Ok, so let’s say you’re not super into speaking to your phone in public. Ease of touch access is equally, if not, more important. Siri is great because it can be easily accessed by holding down the home button, even when the screen is locked.
Cortana can also be accessed without unlocking your phone, by pressing the magnifying glass icon. With Windows 10, Cortana is accessible from the task bar, however in the future some laptops will have a dedicated Cortana button. She has also been incorporated into Windows’ new browser, Edge.
Google Now requires you to unlock your phone and swipe up from the on-screen key from Home. Lame.
Ok, but do they really understand what I’m asking? Apple, Google, and Microsoft all claim that their AI’s can understand normal patterns of human speech. But which one is really the best?
A quick search on the interwebs will yield plenty of independent field studies on the three. People have asked them all sorts of endless questions ranging from straightforward (what is the weather like today?), to conversational (do you think I’ll need an umbrella?), to silly (if it does rain today, can we stay in and watch Netflix and cuddle?).
While all three excelled and failed in various areas, the winner seems, in most cases, to be newcomer Cortana. Fancy that.
Google Now is also pretty good at understanding queries and serving up relevant information. However, most importantly, she builds upon information. So if you ask her “what is the capital of France?” you can ask follow up questions like “what its the weather like there today?” and she will still know you’re talking about France, much like a person.
However, while Google Now excels in intelligence, she is definitely lacking in the humor department. Watch out there, GN, all work and no play makes Google Now a dull personal assistant. Siri on the other hand, is the quickest… to misunderstand you or offer up a Google search rather than an actual answer. Womp womp, Siri.
A good personal assistant is just that –personal. The more the AI learns your specific behavior, speech, needs and wants, the more they will be able to act like an actual personal assistant. All three assistants can do many of the same tasks –schedule appointments, answer questions, give you directions, set reminders, search the web, and send emails and texts.
However, lately Google Now and Cortana have gone above and beyond those basic functions and sort of left Siri in the dust. Cortana actually has a notebook where she stores information she’s learned about you. This way, she can anticipate your needs, much like a real PA, rather than just waiting for you to ask her questions or give her tasks to do.

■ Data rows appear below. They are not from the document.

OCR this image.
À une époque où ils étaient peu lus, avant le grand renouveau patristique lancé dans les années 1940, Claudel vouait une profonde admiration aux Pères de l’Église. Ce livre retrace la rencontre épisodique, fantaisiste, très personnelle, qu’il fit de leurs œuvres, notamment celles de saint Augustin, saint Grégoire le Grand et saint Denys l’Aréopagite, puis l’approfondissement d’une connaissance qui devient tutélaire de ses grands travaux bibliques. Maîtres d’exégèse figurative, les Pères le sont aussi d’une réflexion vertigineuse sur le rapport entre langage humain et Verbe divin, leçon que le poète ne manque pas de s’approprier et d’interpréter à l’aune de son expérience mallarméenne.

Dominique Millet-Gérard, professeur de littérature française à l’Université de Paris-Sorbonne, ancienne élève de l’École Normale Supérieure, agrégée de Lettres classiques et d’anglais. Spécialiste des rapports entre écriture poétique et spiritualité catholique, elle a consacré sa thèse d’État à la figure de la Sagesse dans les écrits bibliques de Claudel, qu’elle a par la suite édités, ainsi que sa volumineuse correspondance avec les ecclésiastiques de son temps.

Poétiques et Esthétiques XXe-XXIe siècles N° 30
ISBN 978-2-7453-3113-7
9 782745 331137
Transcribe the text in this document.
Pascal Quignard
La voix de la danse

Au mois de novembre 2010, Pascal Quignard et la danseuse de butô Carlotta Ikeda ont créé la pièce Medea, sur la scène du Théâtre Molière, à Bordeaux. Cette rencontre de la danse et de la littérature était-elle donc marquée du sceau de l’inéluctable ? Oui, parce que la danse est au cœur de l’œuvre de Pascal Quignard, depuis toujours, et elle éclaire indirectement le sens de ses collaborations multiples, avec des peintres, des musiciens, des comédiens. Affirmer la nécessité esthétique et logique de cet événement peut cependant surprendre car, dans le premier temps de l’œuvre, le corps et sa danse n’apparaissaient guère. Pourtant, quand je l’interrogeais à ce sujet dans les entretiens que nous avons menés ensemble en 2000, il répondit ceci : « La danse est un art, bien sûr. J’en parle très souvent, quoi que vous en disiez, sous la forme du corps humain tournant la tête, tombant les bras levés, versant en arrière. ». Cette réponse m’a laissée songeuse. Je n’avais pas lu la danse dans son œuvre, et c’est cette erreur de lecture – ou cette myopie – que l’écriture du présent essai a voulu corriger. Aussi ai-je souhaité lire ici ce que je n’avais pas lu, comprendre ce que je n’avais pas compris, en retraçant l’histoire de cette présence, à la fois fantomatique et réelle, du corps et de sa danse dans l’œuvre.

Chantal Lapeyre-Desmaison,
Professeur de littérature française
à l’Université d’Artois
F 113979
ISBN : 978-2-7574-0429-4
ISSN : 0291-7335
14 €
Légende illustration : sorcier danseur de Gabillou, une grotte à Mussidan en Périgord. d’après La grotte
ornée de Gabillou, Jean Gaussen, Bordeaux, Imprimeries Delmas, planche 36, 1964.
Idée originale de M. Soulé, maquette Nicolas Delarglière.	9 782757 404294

Similarly, Google Now will offer up personal recommendations based on your preferences and user history. Plus, both can set geotag reminders, so if you ask for a reminder to pick up milk, they will chime in next time they see you are at a grocery store. Pretty cool (and a little bit scary).
Google Now has lots of great little functions as well. It will track how far you bike or run automatically and give you a monthly summary, give you a traffic report each morning unprompted, and automatically bring up tickets and reservations when you reach your travel destinations.
In the speed department, Siri does come in first (if only slightly), however that extra second or two can’t beat the functionality of Cortana or Google Now.
Which PA do you use? What are you opinions regarding their strengths and shortcomings? And most importantly, would a really awesome AI personal assistant ever cause you to switch phones?